A few minutes’ walk from Paddington Station is a drinking den and restaurant called the Frontline Club, a members’ club for foreign correspondents.
A few minutes’ walk from Paddington Station is a drinking den and restaurant called the Frontline Club, a members’ club for foreign correspondents. Among the characters you might find banging on the bar, wedged between Rick Beeston of the Times, Jason Burke of the Observer, and gentleman freelancers such as Aidan Hartley or Sam Kiley, is James Brabazon, an award-winning documentary filmmaker specialising in war zones.
Though there are plenty of female stars, such as the redoubtable Marie Colvin, with her fantastic hair and piratical eye-patch, this is still a fairly macho world. Like the Goldman Sachs boys, foreign correspondents make sheep and goats distinctions between those who are (in the parlance) ‘big swinging dicks’ and those who are not. Brabazon’s book My Friend the Mercenary tells the intriguing tale of how he became one.
The story begins in a luxury hotel in Johannesburg in 2002. Brabazon is still quite green when he is introduced to Nick du Toit, a South African mercenary. Du Toit will later become involved in the so-called ‘Wonga Coup’, the tragicomic plot that hoped to topple the nasty, oil-rich regime of President Teodoro Obiang Nguema of Equatorial Guinea. The same that saw Old Etonian professional soldier Simon Mann landed with a spell first in a Zimbabwean and then an Equatoguinean jail, and Mark Thatcher faced with a fine of $450,000 dollars.

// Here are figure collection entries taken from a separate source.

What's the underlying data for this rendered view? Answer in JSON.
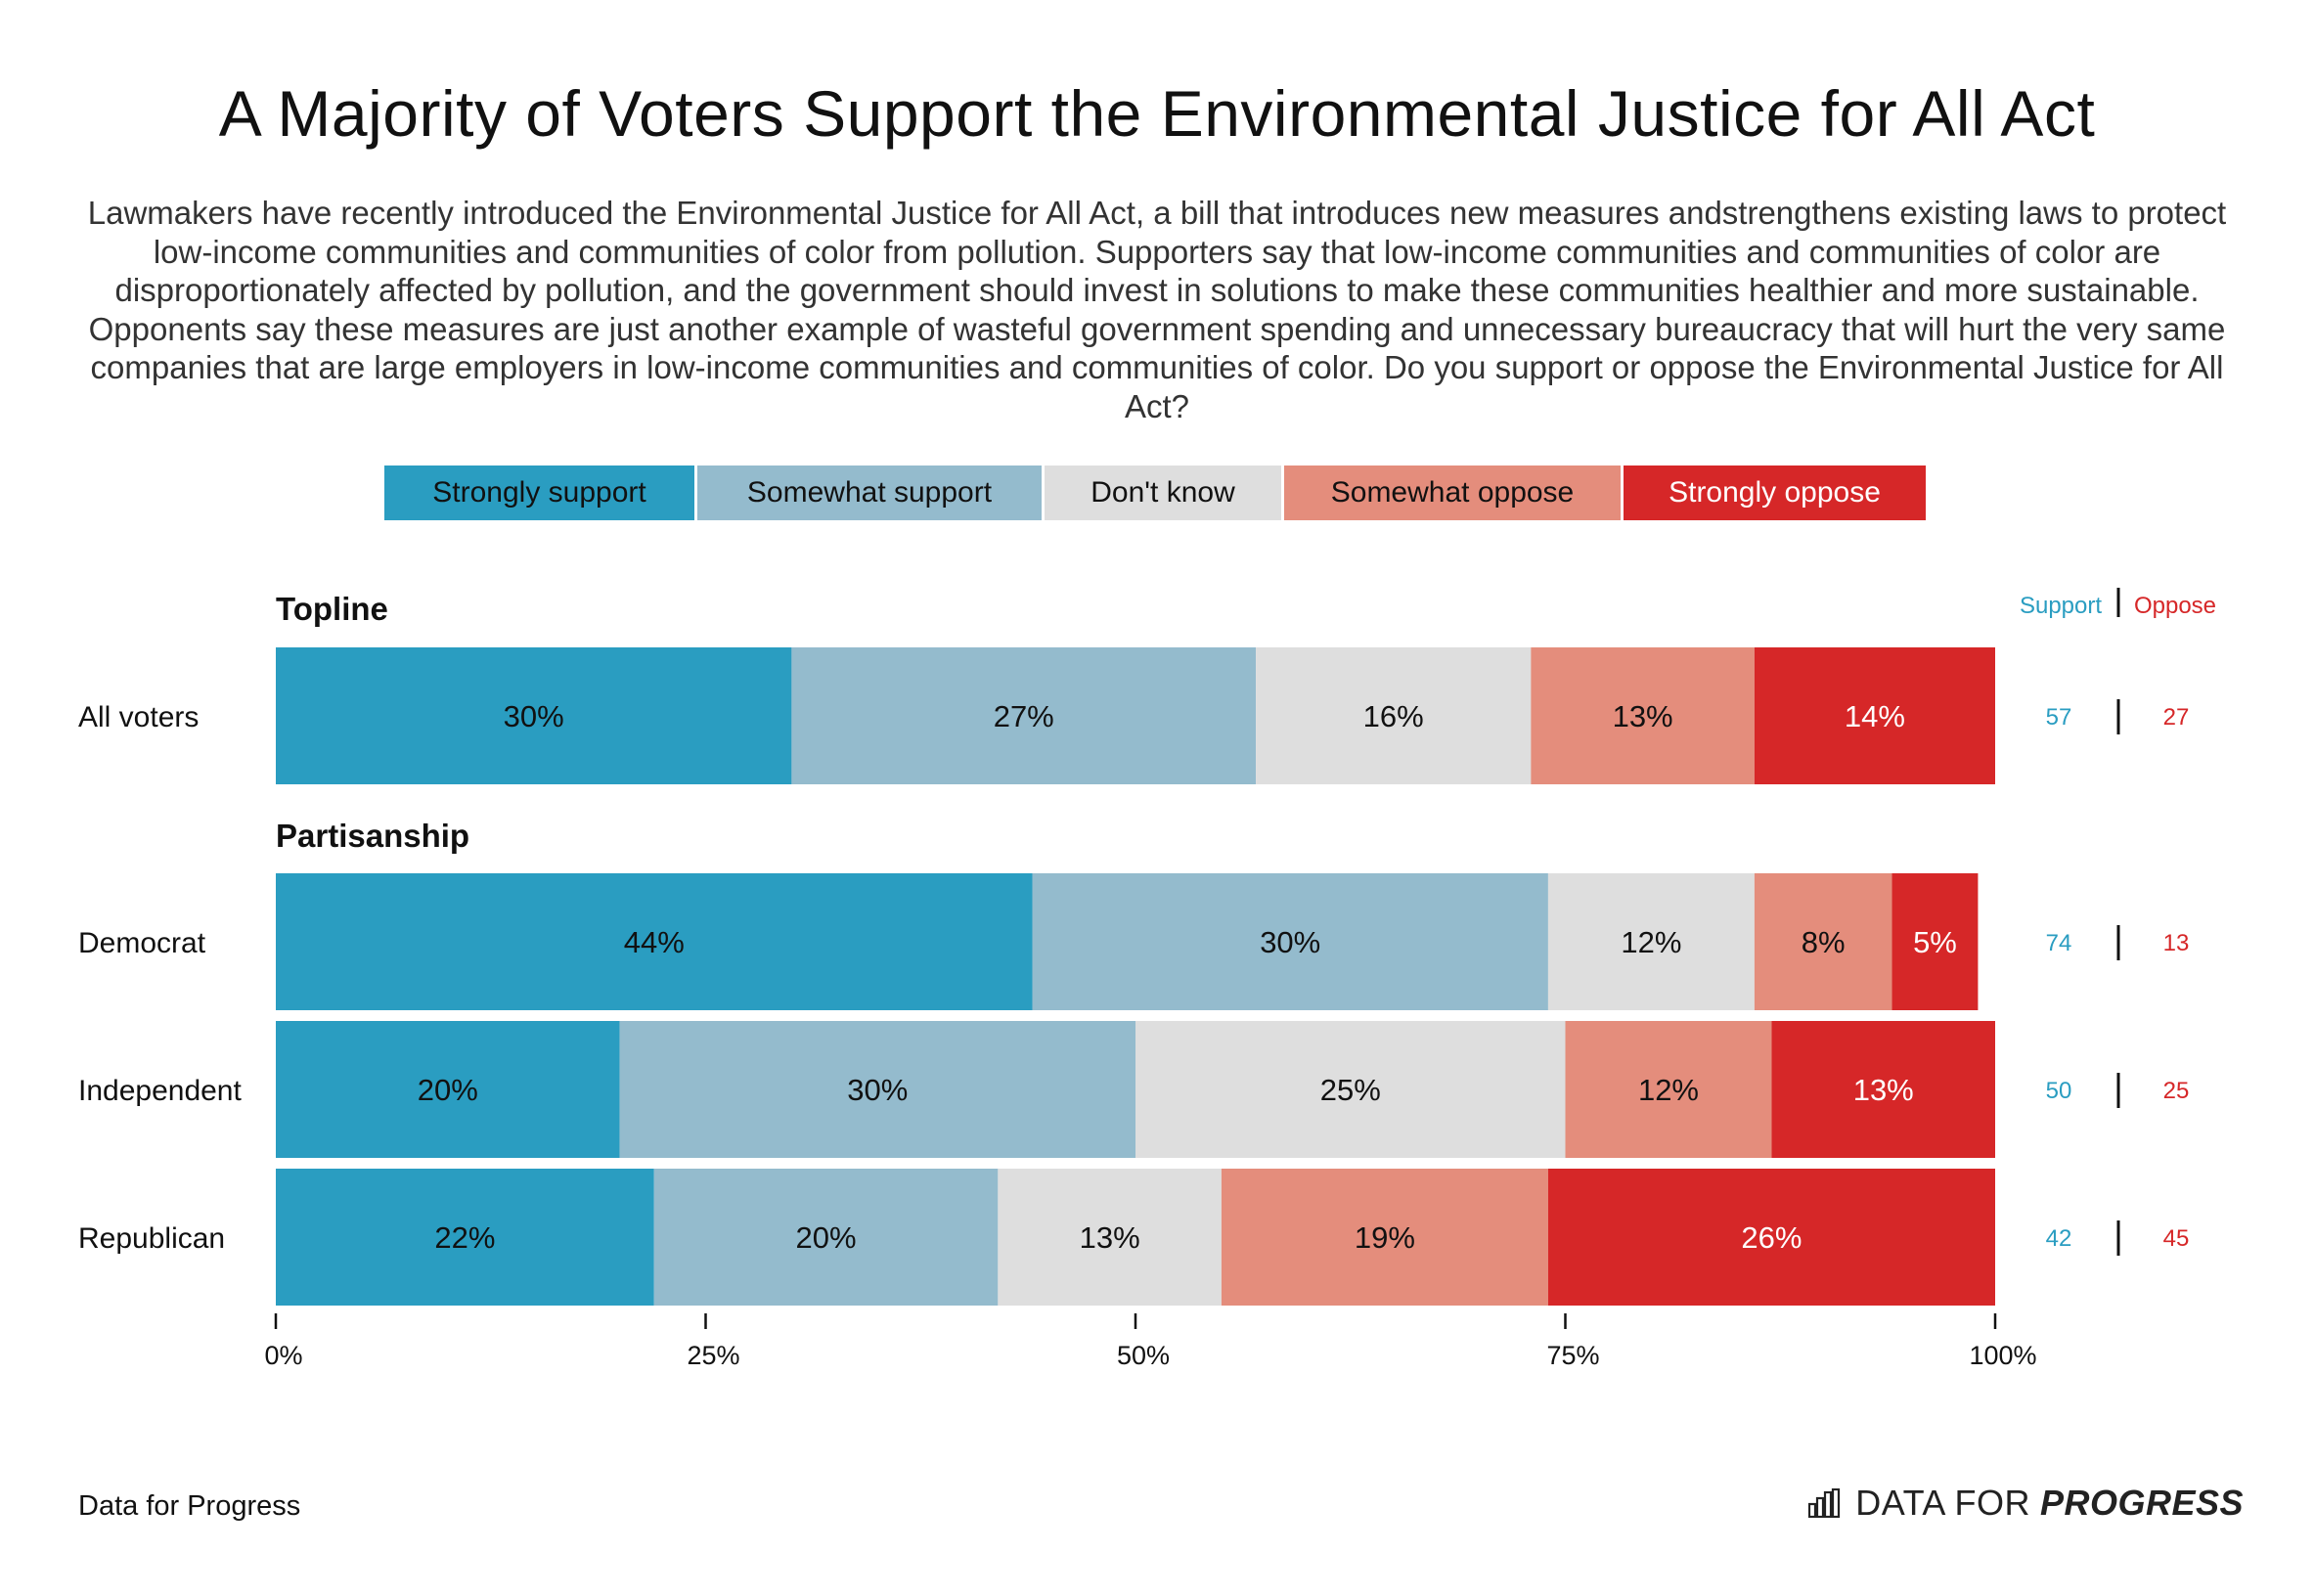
{
  "title": "A Majority of Voters Support the Environmental Justice for All Act",
  "subtitle": "Lawmakers have recently introduced the Environmental Justice for All Act, a bill that introduces new measures andstrengthens existing laws to protect low-income communities and communities of color from pollution. Supporters say that low-income communities and communities of color are disproportionately affected by pollution, and the government should invest in solutions to make these communities healthier and more sustainable. Opponents say these measures are just another example of wasteful government spending and unnecessary bureaucracy that will hurt the very same companies that are large employers in low-income communities and communities of color. Do you support or oppose the Environmental Justice for All Act?",
  "legend": [
    {
      "label": "Strongly support",
      "color": "#2a9dc1",
      "text_color": "#111111"
    },
    {
      "label": "Somewhat support",
      "color": "#94bbcd",
      "text_color": "#111111"
    },
    {
      "label": "Don't know",
      "color": "#dedede",
      "text_color": "#111111"
    },
    {
      "label": "Somewhat oppose",
      "color": "#e48d7c",
      "text_color": "#111111"
    },
    {
      "label": "Strongly oppose",
      "color": "#d62728",
      "text_color": "#ffffff"
    }
  ],
  "support_header": "Support",
  "oppose_header": "Oppose",
  "support_color": "#2a9dc1",
  "oppose_color": "#d62728",
  "chart_data": {
    "type": "bar",
    "orientation": "horizontal",
    "stacked": true,
    "xlim": [
      0,
      100
    ],
    "x_ticks": [
      "0%",
      "25%",
      "50%",
      "75%",
      "100%"
    ],
    "x_tick_values": [
      0,
      25,
      50,
      75,
      100
    ],
    "groups": [
      {
        "label": "Topline",
        "rows": [
          {
            "label": "All voters",
            "values": [
              30,
              27,
              16,
              13,
              14
            ],
            "support": "57",
            "oppose": "27"
          }
        ]
      },
      {
        "label": "Partisanship",
        "rows": [
          {
            "label": "Democrat",
            "values": [
              44,
              30,
              12,
              8,
              5
            ],
            "support": "74",
            "oppose": "13"
          },
          {
            "label": "Independent",
            "values": [
              20,
              30,
              25,
              12,
              13
            ],
            "support": "50",
            "oppose": "25"
          },
          {
            "label": "Republican",
            "values": [
              22,
              20,
              13,
              19,
              26
            ],
            "support": "42",
            "oppose": "45"
          }
        ]
      }
    ],
    "series": [
      "Strongly support",
      "Somewhat support",
      "Don't know",
      "Somewhat oppose",
      "Strongly oppose"
    ]
  },
  "footer": {
    "source": "Data for Progress",
    "brand_part1": "DATA FOR",
    "brand_part2": "PROGRESS"
  }
}
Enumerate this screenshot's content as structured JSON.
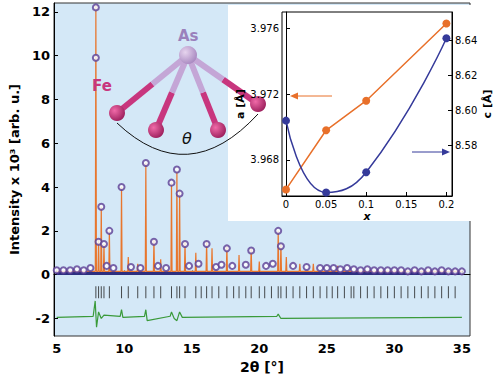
{
  "chart_data": [
    {
      "type": "scatter",
      "x_label": "2θ [°]",
      "y_label": "Intensity x 10³ [arb. u.]",
      "xlim": [
        4.8,
        35.6
      ],
      "xticks": [
        5,
        10,
        15,
        20,
        25,
        30,
        35
      ],
      "ylim": [
        -2.8,
        12.4
      ],
      "yticks": [
        -2,
        0,
        2,
        4,
        6,
        8,
        10,
        12
      ],
      "grid": false,
      "series": [
        {
          "type": "line",
          "color": "#2d2f80",
          "marker": "none",
          "line_style": "thick",
          "x": [
            5,
            35
          ],
          "values": [
            0.05,
            0.05
          ]
        },
        {
          "type": "scatter",
          "color": "#5b3f95",
          "marker": "circle",
          "x": [
            7.9,
            7.9,
            8.1,
            8.3,
            8.5,
            8.9,
            9.8,
            11.6,
            12.2,
            13.5,
            13.9,
            14.1,
            14.5,
            16.1,
            17.6,
            19.4,
            21.4,
            21.6,
            5,
            5.5,
            6,
            6.5,
            7,
            7.5,
            8.7,
            9.2,
            10.5,
            11.2,
            12.5,
            13.1,
            14.8,
            15.5,
            16.8,
            17.2,
            18.0,
            19.0,
            20.5,
            21.0,
            22.5,
            23.5,
            24.5,
            25.0,
            25.5,
            26.0,
            26.5,
            27.0,
            27.5,
            28.0,
            28.5,
            29.0,
            29.5,
            30.0,
            30.5,
            31.0,
            31.5,
            32.0,
            32.5,
            33.0,
            33.5,
            34.0,
            34.5,
            35.0
          ],
          "values": [
            12.2,
            9.9,
            1.5,
            3.1,
            1.4,
            2.0,
            4.0,
            5.1,
            1.5,
            4.2,
            4.8,
            3.7,
            1.4,
            1.4,
            1.2,
            1.1,
            2.0,
            1.3,
            0.2,
            0.2,
            0.2,
            0.25,
            0.2,
            0.3,
            0.4,
            0.3,
            0.35,
            0.3,
            0.4,
            0.3,
            0.4,
            0.5,
            0.35,
            0.45,
            0.4,
            0.45,
            0.4,
            0.5,
            0.4,
            0.35,
            0.3,
            0.3,
            0.3,
            0.25,
            0.3,
            0.25,
            0.2,
            0.25,
            0.2,
            0.2,
            0.2,
            0.2,
            0.2,
            0.15,
            0.2,
            0.15,
            0.2,
            0.15,
            0.2,
            0.15,
            0.15,
            0.15
          ]
        },
        {
          "type": "line",
          "color": "#e8762d",
          "marker": "none",
          "line_style": "solid",
          "x": [
            5,
            7.86,
            7.9,
            7.94,
            8.06,
            8.1,
            8.14,
            8.26,
            8.3,
            8.34,
            8.46,
            8.5,
            8.54,
            8.86,
            8.9,
            8.94,
            9.76,
            9.8,
            9.84,
            10.26,
            10.3,
            10.34,
            10.96,
            11.0,
            11.04,
            11.56,
            11.6,
            11.64,
            12.16,
            12.2,
            12.24,
            12.66,
            12.7,
            12.74,
            13.46,
            13.5,
            13.54,
            13.86,
            13.9,
            13.94,
            14.06,
            14.1,
            14.14,
            14.46,
            14.5,
            14.54,
            15.26,
            15.3,
            15.34,
            16.06,
            16.1,
            16.14,
            16.46,
            16.5,
            16.54,
            17.56,
            17.6,
            17.64,
            18.46,
            18.5,
            18.54,
            19.36,
            19.4,
            19.44,
            19.96,
            20.0,
            20.04,
            21.36,
            21.4,
            21.44,
            21.56,
            21.6,
            21.64,
            21.96,
            22.0,
            22.04,
            22.96,
            23.0,
            23.04,
            23.96,
            24.0,
            24.04,
            25.76,
            25.8,
            25.84,
            35
          ],
          "values": [
            0.15,
            0.15,
            12.3,
            0.15,
            0.15,
            1.6,
            0.15,
            0.15,
            3.1,
            0.15,
            0.15,
            1.4,
            0.15,
            0.15,
            2.0,
            0.15,
            0.15,
            4.0,
            0.15,
            0.15,
            0.8,
            0.15,
            0.15,
            0.5,
            0.15,
            0.15,
            5.1,
            0.15,
            0.15,
            1.6,
            0.15,
            0.15,
            0.7,
            0.15,
            0.15,
            4.2,
            0.15,
            0.15,
            4.7,
            0.15,
            0.15,
            3.8,
            0.15,
            0.15,
            1.5,
            0.15,
            0.15,
            1.0,
            0.15,
            0.15,
            1.5,
            0.15,
            0.15,
            1.2,
            0.15,
            0.15,
            1.3,
            0.15,
            0.15,
            0.9,
            0.15,
            0.15,
            1.2,
            0.15,
            0.15,
            0.6,
            0.15,
            0.15,
            2.0,
            0.15,
            0.15,
            1.4,
            0.15,
            0.15,
            0.8,
            0.15,
            0.15,
            0.5,
            0.15,
            0.15,
            0.5,
            0.15,
            0.15,
            0.4,
            0.15,
            0.15
          ]
        },
        {
          "type": "scatter",
          "color": "#222222",
          "marker": "vline",
          "x": [
            7.9,
            8.1,
            8.3,
            8.5,
            8.9,
            9.8,
            10.3,
            11.0,
            11.6,
            12.2,
            12.7,
            13.5,
            13.9,
            14.1,
            14.5,
            15.3,
            15.7,
            16.1,
            16.5,
            17.0,
            17.6,
            18.1,
            18.5,
            19.0,
            19.4,
            20.0,
            20.4,
            20.9,
            21.4,
            21.6,
            22.0,
            22.5,
            23.0,
            23.5,
            24.0,
            24.5,
            25.0,
            25.4,
            25.8,
            26.3,
            26.8,
            27.0,
            27.5,
            28.0,
            28.5,
            29.0,
            29.5,
            30.0,
            30.5,
            31.0,
            31.5,
            32.0,
            32.5,
            33.0,
            33.5,
            34.0,
            34.5
          ],
          "values": [
            -0.8,
            -0.8,
            -0.8,
            -0.8,
            -0.8,
            -0.8,
            -0.8,
            -0.8,
            -0.8,
            -0.8,
            -0.8,
            -0.8,
            -0.8,
            -0.8,
            -0.8,
            -0.8,
            -0.8,
            -0.8,
            -0.8,
            -0.8,
            -0.8,
            -0.8,
            -0.8,
            -0.8,
            -0.8,
            -0.8,
            -0.8,
            -0.8,
            -0.8,
            -0.8,
            -0.8,
            -0.8,
            -0.8,
            -0.8,
            -0.8,
            -0.8,
            -0.8,
            -0.8,
            -0.8,
            -0.8,
            -0.8,
            -0.8,
            -0.8,
            -0.8,
            -0.8,
            -0.8,
            -0.8,
            -0.8,
            -0.8,
            -0.8,
            -0.8,
            -0.8,
            -0.8,
            -0.8,
            -0.8,
            -0.8,
            -0.8
          ]
        },
        {
          "type": "line",
          "color": "#3a9a3a",
          "marker": "none",
          "line_style": "solid",
          "x": [
            5,
            7.7,
            7.85,
            7.95,
            8.1,
            8.3,
            8.5,
            9.7,
            9.8,
            9.9,
            11.5,
            11.6,
            11.7,
            13.4,
            13.5,
            13.7,
            13.9,
            14.1,
            14.3,
            21.3,
            21.4,
            21.6,
            35
          ],
          "values": [
            -1.95,
            -1.9,
            -1.2,
            -2.4,
            -1.7,
            -2.0,
            -1.85,
            -1.9,
            -1.6,
            -1.95,
            -1.9,
            -1.6,
            -2.1,
            -1.9,
            -1.7,
            -2.0,
            -2.1,
            -1.7,
            -1.95,
            -1.9,
            -1.8,
            -2.0,
            -1.95
          ]
        }
      ]
    },
    {
      "type": "line",
      "x_label": "x",
      "y_label": "a [Å]",
      "y2_label": "c [Å]",
      "xlim": [
        -0.005,
        0.207
      ],
      "xticks": [
        0,
        0.05,
        0.1,
        0.15,
        0.2
      ],
      "ylim": [
        3.9658,
        3.977
      ],
      "yticks": [
        3.968,
        3.972,
        3.976
      ],
      "y2lim": [
        8.551,
        8.656
      ],
      "y2ticks": [
        {
          "value": 8.58,
          "label": "8.58"
        },
        {
          "value": 8.6,
          "label": "8.60"
        },
        {
          "value": 8.62,
          "label": "8.62"
        },
        {
          "value": 8.64,
          "label": "8.64"
        }
      ],
      "grid": false,
      "series": [
        {
          "color": "#e8702a",
          "marker": "circle",
          "line_style": "solid",
          "axis": "y",
          "x": [
            0,
            0.05,
            0.1,
            0.2
          ],
          "values": [
            3.9662,
            3.9698,
            3.9716,
            3.9763
          ]
        },
        {
          "color": "#353a9a",
          "marker": "circle",
          "line_style": "smooth",
          "axis": "y2",
          "x": [
            0,
            0.05,
            0.1,
            0.2
          ],
          "values": [
            8.594,
            8.553,
            8.5646,
            8.641
          ]
        }
      ]
    }
  ],
  "diagram": {
    "center_atom": "As",
    "outer_atom": "Fe",
    "angle": "θ"
  }
}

With du Toit as his minder, Brabazon undertakes two journeys in Liberia; where he films the hapless campaign of armed LURD rebels to unseat the dictator Charles Taylor. These trips are made in gruelling jungle conditions, in the company of the drug-crazed, rap-fixated, fright-wigged gang-bangers whose images became the signature of the Liberian and Sierra Leonian civil wars.